ETM2126 INFORMATION THEORY AND ERROR CODING

FACULTY OF ENGINEERING

LAB SHEET

INFORMATION THEORY AND ERROR CODING

ETM 2126

TRIMESTER 2 (2010/2011)

Experiment 1: / IT1 –Huffman Coding
Experiment 2: / IT2 – Linear Block Coding

Note: Students are advised to read through this lab sheet before doing experiment. On-the-spot evaluation may be carried out during or at the end of the experiment. Your performance, teamwork effort, and learning attitude will count towards the marks.

Multimedia University

Experiment 1: Huffman Coding

1.OBJECTIVE

  • To apply source coding techniques using Huffman Codes.
  • To design and generate Huffman Codes with MATLAB software.

2.SOFTWARE REQUIRED

  • MATLAB

3.INTRODUCTION TO MATLAB

3.1MATLAB

MATLAB is a powerful collection of tools for algorithm development, computation and visualization. It provides more control and flexibility compared to a traditional high-level programming language. Unlike such languages, MATLAB is compact and easy to learn, letting you express algorithms in concise, readable code.

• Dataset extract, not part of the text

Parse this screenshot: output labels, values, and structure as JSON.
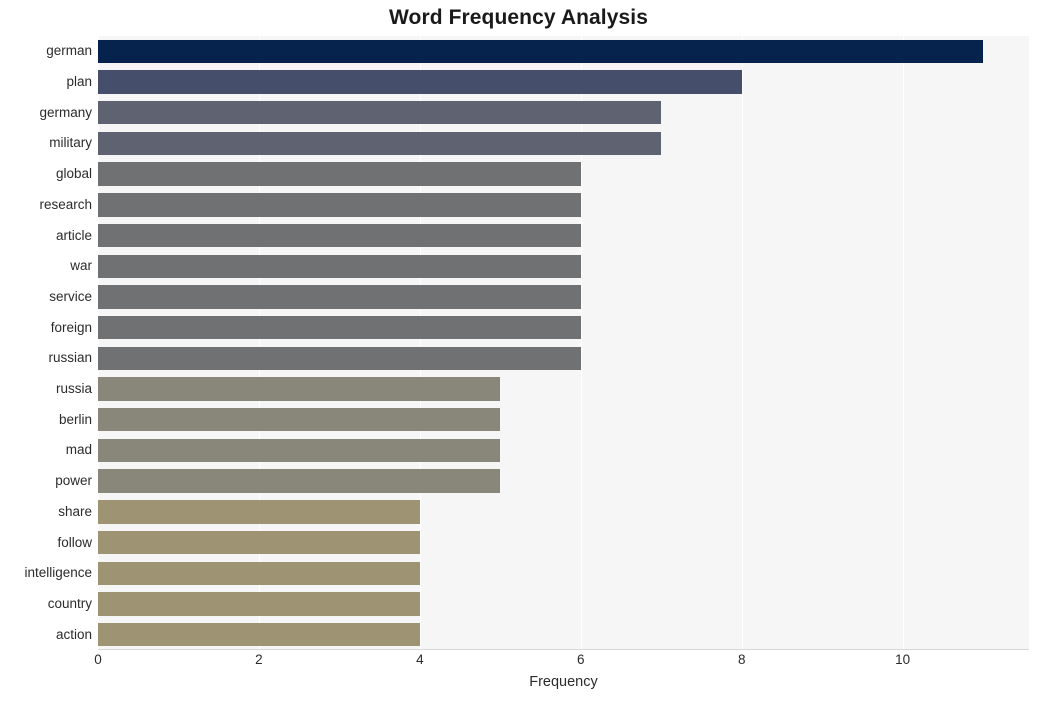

In addition, MATLAB provides an extensive set of ready-to-use functions including mathematical and matrix operations, graphics, color and sound control, and low-level file I/O. MATLAB is readily extendable - you can use the MATLAB language to easily create functions that operate as part of the MATLAB environment.

The MATLAB User's Guide describes how to work with the MATLAB language. It discusses how to enter and manipulate data and use MATLAB's extensive collection of functions. It explains how to perform command-line computations and how to create your own functions and scripts. The MATLAB Reference Guide provides reference descriptions of supplied MATLAB functions and commands.

3.2SIMULINK

SIMULINK is a dynamic system simulation environment. It allows you to represent systems as block diagrams, which you build using your mouse to connect blocks and your keyboard to edit block parameters.

The SIMULINK User's Guide describes how to work with SIMULINK. It also provides reference descriptions of each block in the standard SIMULINK libraries.

3.3Communications Toolbox

The Communications Toolbox is a collection of computation functions and simulation blocks for research, development, system design, analysis, and simulation in the communications area. The toolbox is designed to be suitable for both experts and beginners in the communications field. The toolbox contains ready-to-use functions and blocks, which you can easily modify to implement your own schemes, methods, and algorithms. The Communications Toolbox is designed for use with MATLAB and SIMULINK. The Communications Toolbox includes:

  • SIMULINK blocks
  • MATLAB functions

You can use the toolbox directly from the MATLAB workspace. You can use the SIMULINK environment to construct a simulation block diagram for your communication system. For convenience, the Communications Toolbox provides online interactive examples that use any of the function found in this toolbox.

3.4Available Functions

This toolbox supports a variety of functions in the communications area. These functions include:

  • Data source
  • Source coding/ decoding
  • Error-control coding
  • Modulation/demodulation
  • Transmission/ reception filters
  • Transmitting channel
  • Multiple access
  • Synchronization
  • Utilities

4.MATLAB FUNDAMENTALS

In this section, we will illustrate some commands used for this experiment. (For additional information on the individual MATLABcommands, we refer you to the MATLAB User's Guide or the online help facility.)

4.1Fundamental Expressions

Working in the MATLAB environment is straightforward because most commands are entered as you would write them mathematically. For example, entering the following simple expression

>a = 4/3

yields the MATLAB response

a =

1.3333

In general, it is better to use appropriate and memorable names for variables. MATLAB recognizes the first 19 characters of a variable name but the first character in a variable name be a letter. MATLAB is case sensitive and all MATLAB commands are written in lowercase letters.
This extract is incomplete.